God is the God of majesty and power who reveals it in the magnitude of measurements, the massiveness of his intelligence, and the might of his sovereignty over the nations. Someone living in Houston, on Queenston Blvd., in Eldridge, or Bingle and Pinemont who has to get up in the morning and go back to the office, or back to school and face the daily grind, might wonder “What does all of that mean to me?”  It means that their situation is not too big for God. That is the reason the prophet says what he says. God might be high, but God will stoop low. God is transcendent in his power but God is immanent and will use that power to help somebody. “He is great in strength, mighty in power” (v.26). God is available to humanity to do reviving work. God is a God of majesty and power but he is also a God of mercy (see Revival II).  

Celebration

What a mighty God we serve. His magnitude, massiveness, and mightiness cannot be matched. God is uncontainable. God is powerful and actually holds us in the palm of his hand! God is high, but he will stoop low. God is bigger than any of our problems. He is able. He is able just now. Revival would come if we could only trust his power just now.

Descriptive Details

The descriptive details in this passage include:

Sights: God’s hand; the waters in God’s hand; the heavens;  the dust of the earth; the mountains and hills of the earth; water dropping from a bucket; the skilled artisan at work; God sitting above the earth and viewing us like grasshoppers;

Sounds: Water dropping from a bucket;  the animals in Lebanon; God blowing on the rulers of the earth as they wither; God asking “To whom then will you compare me, or who is my equal?”

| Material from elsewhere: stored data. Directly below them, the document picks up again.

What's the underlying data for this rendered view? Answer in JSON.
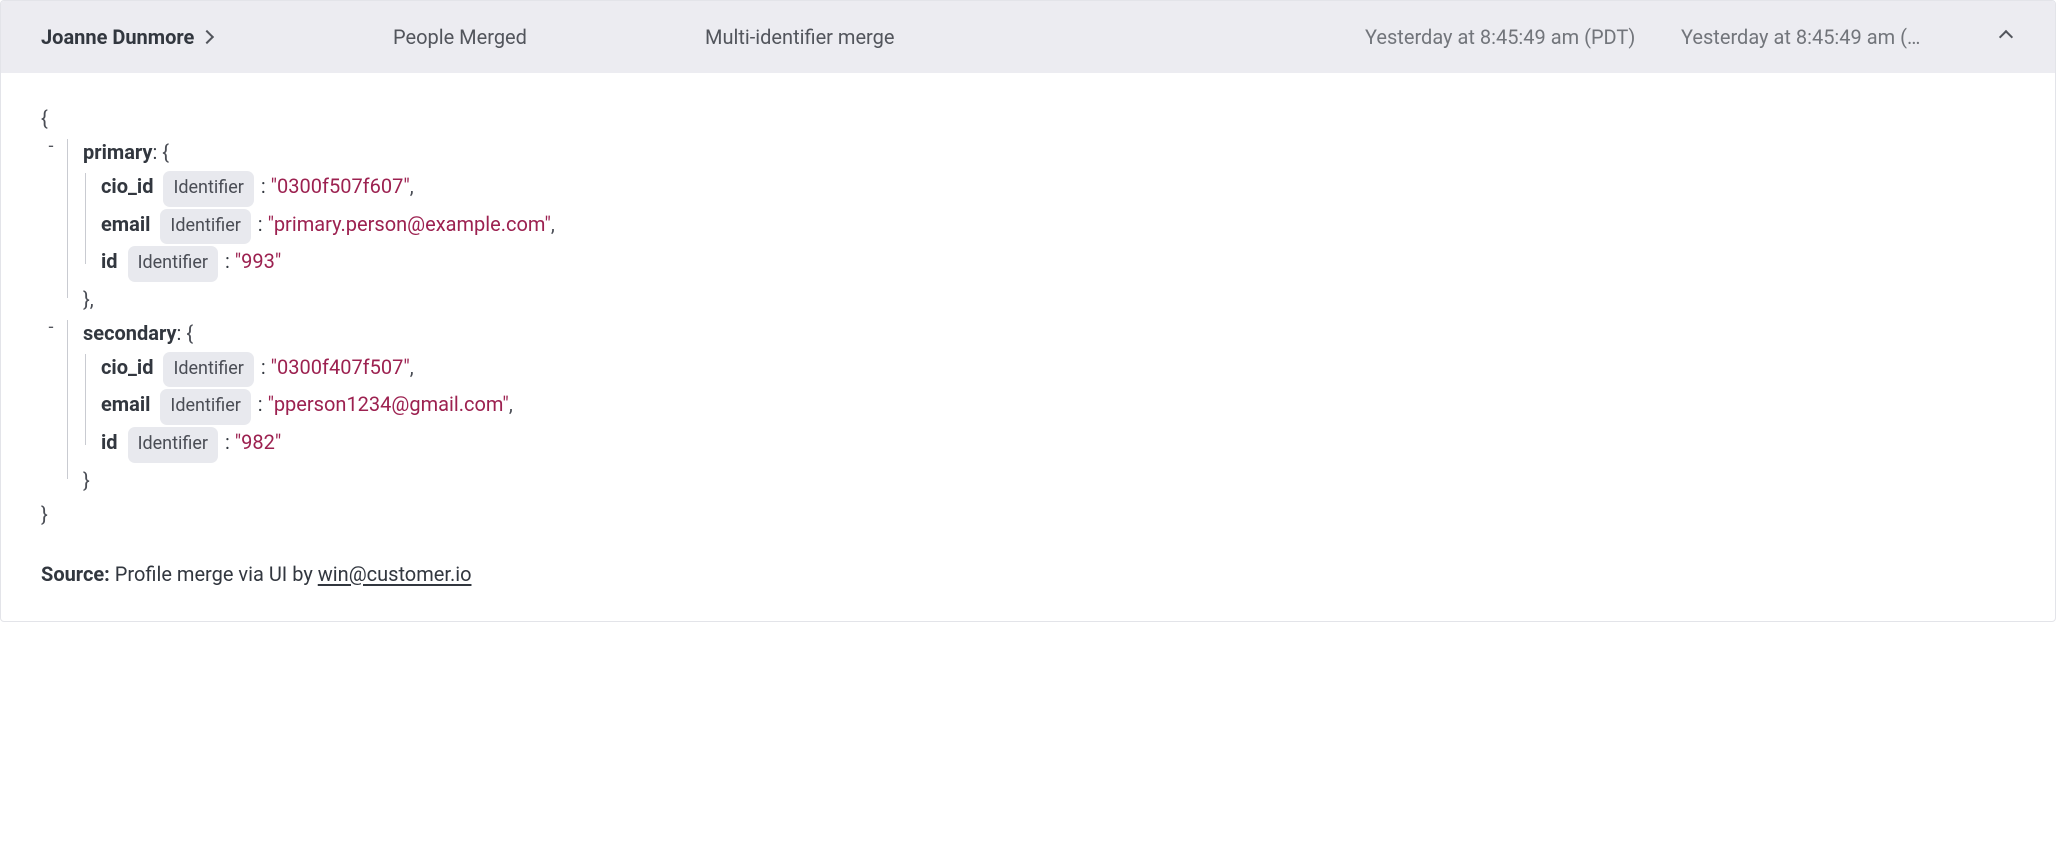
{
  "header": {
    "name": "Joanne Dunmore",
    "event": "People Merged",
    "subtype": "Multi-identifier merge",
    "ts1": "Yesterday at 8:45:49 am (PDT)",
    "ts2": "Yesterday at 8:45:49 am (…"
  },
  "identifier_label": "Identifier",
  "json": {
    "primary": {
      "cio_id": "0300f507f607",
      "email": "primary.person@example.com",
      "id": "993"
    },
    "secondary": {
      "cio_id": "0300f407f507",
      "email": "pperson1234@gmail.com",
      "id": "982"
    }
  },
  "source": {
    "label": "Source:",
    "text": "Profile merge via UI by ",
    "email": "win@customer.io"
  }
}
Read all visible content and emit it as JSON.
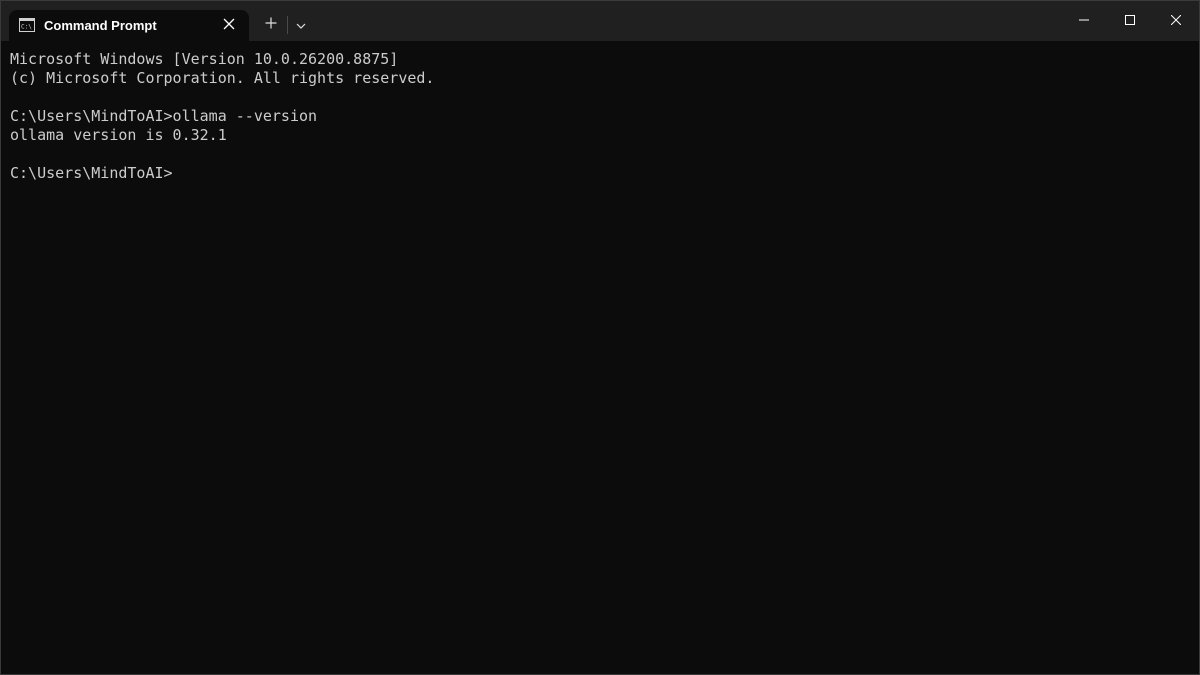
{
  "window": {
    "tab": {
      "icon": "command-prompt-icon",
      "title": "Command Prompt",
      "close_icon": "close-icon"
    },
    "new_tab_icon": "plus-icon",
    "dropdown_icon": "chevron-down-icon",
    "controls": {
      "minimize_icon": "minimize-icon",
      "maximize_icon": "maximize-icon",
      "close_icon": "close-icon"
    }
  },
  "terminal": {
    "lines": [
      "Microsoft Windows [Version 10.0.26200.8875]",
      "(c) Microsoft Corporation. All rights reserved.",
      "",
      "C:\\Users\\MindToAI>ollama --version",
      "ollama version is 0.32.1",
      "",
      "C:\\Users\\MindToAI>"
    ]
  },
  "colors": {
    "titlebar_bg": "#202020",
    "tab_bg": "#0c0c0c",
    "terminal_bg": "#0c0c0c",
    "terminal_text": "#cccccc"
  }
}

Smells:  The fuel of Lebanon; and

Textures: The smooth texture of water in God’s hand; the grimy dust of the earth; the smooth golden idol and prickliness of  mulberry wood.

III. Sermonic Suggestions

  • A possible sermon title could be “Power.”
  • For further background thinking on the power of God read Migliore, Daniel L. The Power of God and the Gods of Power. Louisville, KY: Westminster John Knox Press, 2008.